Fasteners. The second major factor for a successful installation is using the proper fasteners. I never use galvanized fasteners for any kind of roof shingle—only stainless steel. For most inland cedar roofing jobs, I use standard-grade 304 stainless steel coil nails. As an approved CSSB-warranty installer, I’m required to use a higher-grade 316 stainless steel nail on any roof installation within

11 miles of a body of salt water. I live on Cape Cod, so almost all my local installations are done with the 316-grade nail. Additionally, because of the preservatives in fire- and CCA-treated shingles, stainless steel is an absolute must for fastening in those applications.

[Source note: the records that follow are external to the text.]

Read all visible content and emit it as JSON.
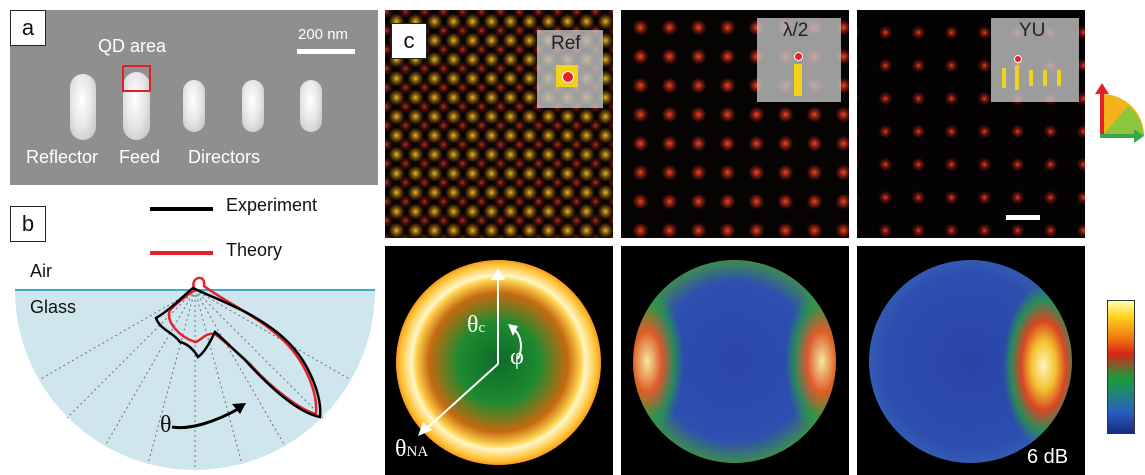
{
  "panel_a": {
    "label": "a",
    "qd_area": "QD area",
    "scalebar": "200 nm",
    "reflector": "Reflector",
    "feed": "Feed",
    "directors": "Directors"
  },
  "panel_b": {
    "label": "b",
    "legend_experiment": "Experiment",
    "legend_theory": "Theory",
    "air": "Air",
    "glass": "Glass",
    "theta": "θ",
    "colors": {
      "experiment": "#000000",
      "theory": "#e8202a",
      "glass_fill": "#cfe6ef",
      "interface": "#3fa9d6"
    }
  },
  "panel_c": {
    "label": "c",
    "insets": [
      "Ref",
      "λ/2",
      "YU"
    ],
    "theta_c_base": "θ",
    "theta_c_sub": "c",
    "phi": "φ",
    "theta_na_base": "θ",
    "theta_na_sub": "NA",
    "db_label": "6 dB"
  }
}
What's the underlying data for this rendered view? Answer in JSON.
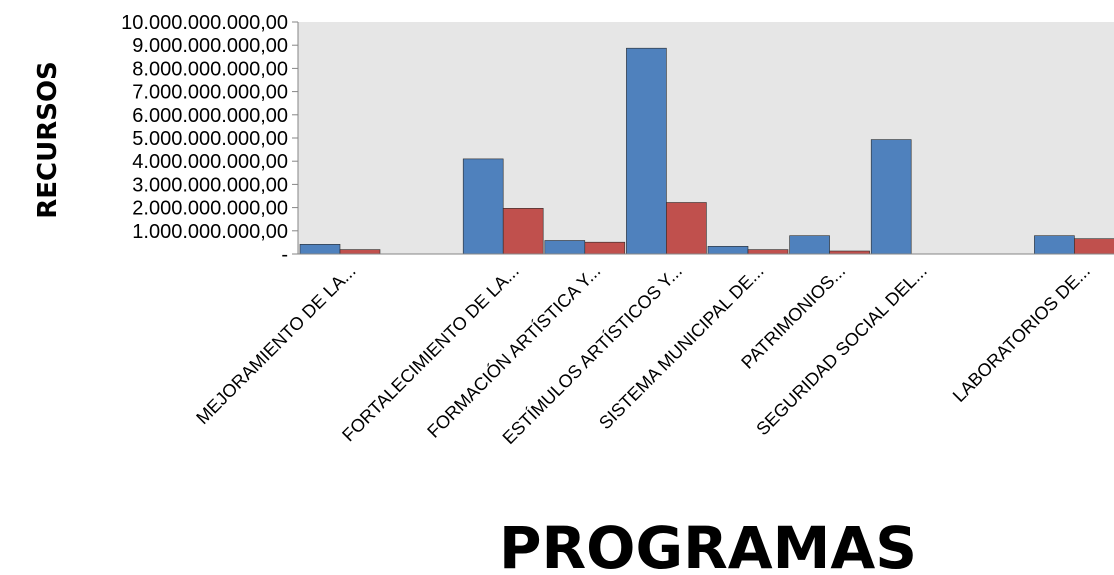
{
  "chart_data": {
    "type": "bar",
    "title": "",
    "xlabel": "PROGRAMAS",
    "ylabel": "RECURSOS",
    "ylim": [
      0,
      10000000000
    ],
    "yticks": [
      {
        "value": 0,
        "label": "-"
      },
      {
        "value": 1000000000,
        "label": "1.000.000.000,00"
      },
      {
        "value": 2000000000,
        "label": "2.000.000.000,00"
      },
      {
        "value": 3000000000,
        "label": "3.000.000.000,00"
      },
      {
        "value": 4000000000,
        "label": "4.000.000.000,00"
      },
      {
        "value": 5000000000,
        "label": "5.000.000.000,00"
      },
      {
        "value": 6000000000,
        "label": "6.000.000.000,00"
      },
      {
        "value": 7000000000,
        "label": "7.000.000.000,00"
      },
      {
        "value": 8000000000,
        "label": "8.000.000.000,00"
      },
      {
        "value": 9000000000,
        "label": "9.000.000.000,00"
      },
      {
        "value": 10000000000,
        "label": "10.000.000.000,00"
      }
    ],
    "categories": [
      "MEJORAMIENTO DE LA...",
      "",
      "FORTALECIMIENTO DE LA...",
      "FORMACIÓN ARTÍSTICA Y...",
      "ESTÍMULOS ARTÍSTICOS Y...",
      "SISTEMA MUNICIPAL DE...",
      "PATRIMONIOS...",
      "SEGURIDAD SOCIAL DEL...",
      "",
      "LABORATORIOS DE..."
    ],
    "series": [
      {
        "color": "#4f81bd",
        "values": [
          420000000,
          0,
          4100000000,
          580000000,
          8870000000,
          330000000,
          790000000,
          4930000000,
          0,
          790000000
        ]
      },
      {
        "color": "#c0504d",
        "values": [
          190000000,
          0,
          1970000000,
          510000000,
          2220000000,
          190000000,
          130000000,
          0,
          0,
          660000000
        ]
      }
    ],
    "grid": false,
    "background": "#e6e6e6"
  }
}
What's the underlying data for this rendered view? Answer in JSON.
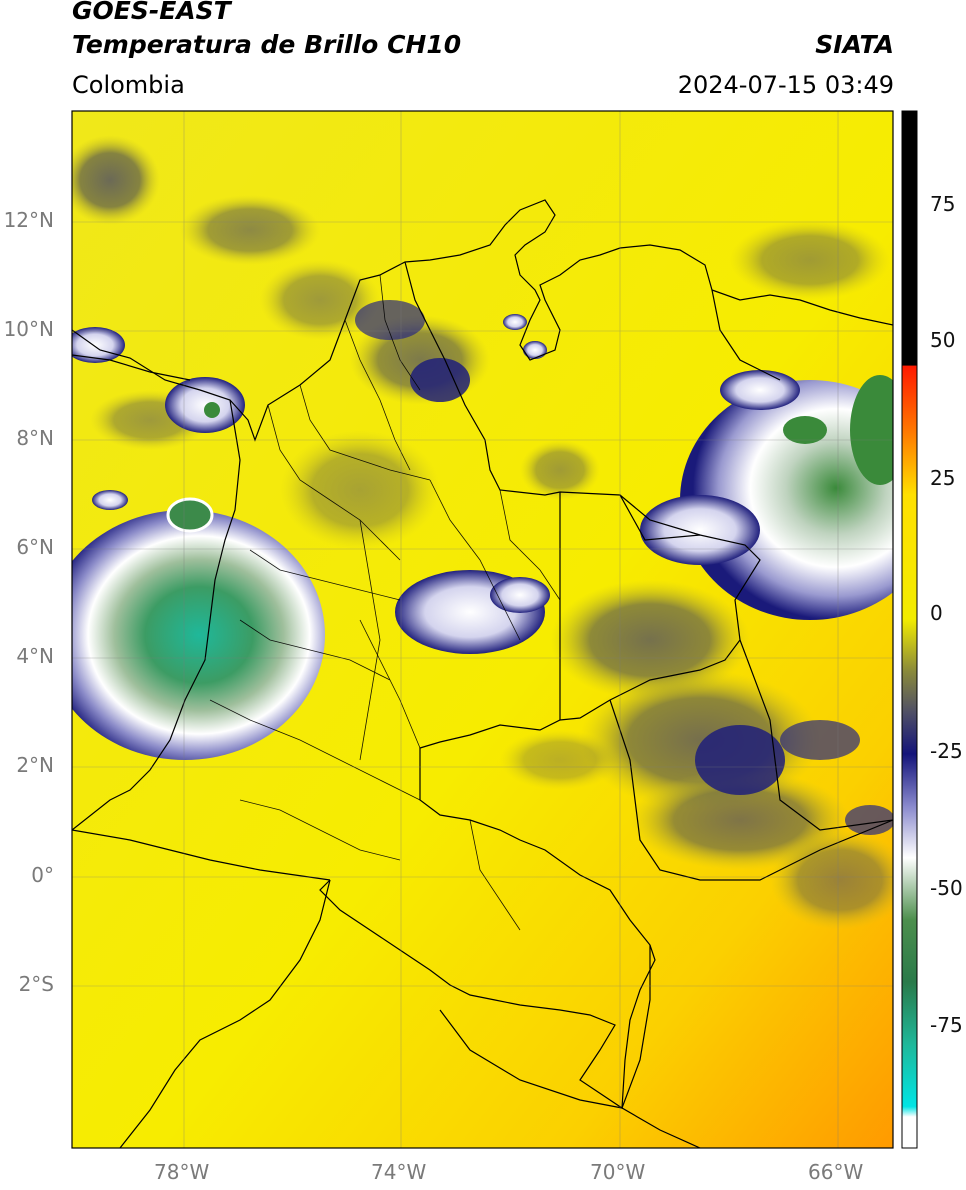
{
  "header": {
    "satellite": "GOES-EAST",
    "product": "Temperatura de Brillo CH10",
    "organization": "SIATA",
    "region": "Colombia",
    "timestamp": "2024-07-15 03:49"
  },
  "map": {
    "lon_range": [
      -80,
      -65
    ],
    "lat_range": [
      -5,
      14
    ],
    "lat_ticks": [
      {
        "value": 12,
        "label": "12°N"
      },
      {
        "value": 10,
        "label": "10°N"
      },
      {
        "value": 8,
        "label": "8°N"
      },
      {
        "value": 6,
        "label": "6°N"
      },
      {
        "value": 4,
        "label": "4°N"
      },
      {
        "value": 2,
        "label": "2°N"
      },
      {
        "value": 0,
        "label": "0°"
      },
      {
        "value": -2,
        "label": "2°S"
      }
    ],
    "lon_ticks": [
      {
        "value": -78,
        "label": "78°W"
      },
      {
        "value": -74,
        "label": "74°W"
      },
      {
        "value": -70,
        "label": "70°W"
      },
      {
        "value": -66,
        "label": "66°W"
      }
    ],
    "grid": true
  },
  "colorbar": {
    "range": [
      -95,
      90
    ],
    "ticks": [
      {
        "value": 75,
        "label": "75"
      },
      {
        "value": 50,
        "label": "50"
      },
      {
        "value": 25,
        "label": "25"
      },
      {
        "value": 0,
        "label": "0"
      },
      {
        "value": -25,
        "label": "-25"
      },
      {
        "value": -50,
        "label": "-50"
      },
      {
        "value": -75,
        "label": "-75"
      }
    ],
    "colors": {
      "black": "#000000",
      "red": "#ff1a00",
      "orange": "#ff9000",
      "yellow": "#fff200",
      "olive": "#7d7a30",
      "gray": "#5c5c66",
      "navy": "#14147a",
      "white": "#ffffff",
      "green": "#3a8a3a",
      "teal": "#1fb89a",
      "cyan": "#00e5e5"
    }
  }
}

Maintenance. Keeping the surface clean improves the longevity of any wood roof. This includes keeping valleys free of debris and keeping gutters clear. A more difficult problem for some roofs is the growth of moss and lichen, which live off moisture in the wood and act as sponges during rain events to prevent the wood from drying properly. Excessive moss growth can usually be seen on houses that are under large trees that shade the roof or on north-facing roofs, either of which can slow drying due to lack of full sun. Treated shingles are less prone to this growth, but we usually install a strip of copper along the ridge of every wood roof. Precipitation hits the copper and trace amounts dissolve and run down over the shingles, killing the moss along the way. Lead or zinc work as well, but copper is a nice aesthetic touch in addition to being practical.

Working with treated shingles is similar to working with regular cedar ones, but my crew members always wear gloves and take added precautions when working with treated cedar—as do smart carpenters who work with treated wood when building a deck. The price of cedar shingles can vary greatly depending on the market and availability. Pressure-treated-shingle prices vary as well, but they usually run 10% to 15% higher than prices for untreated cedar.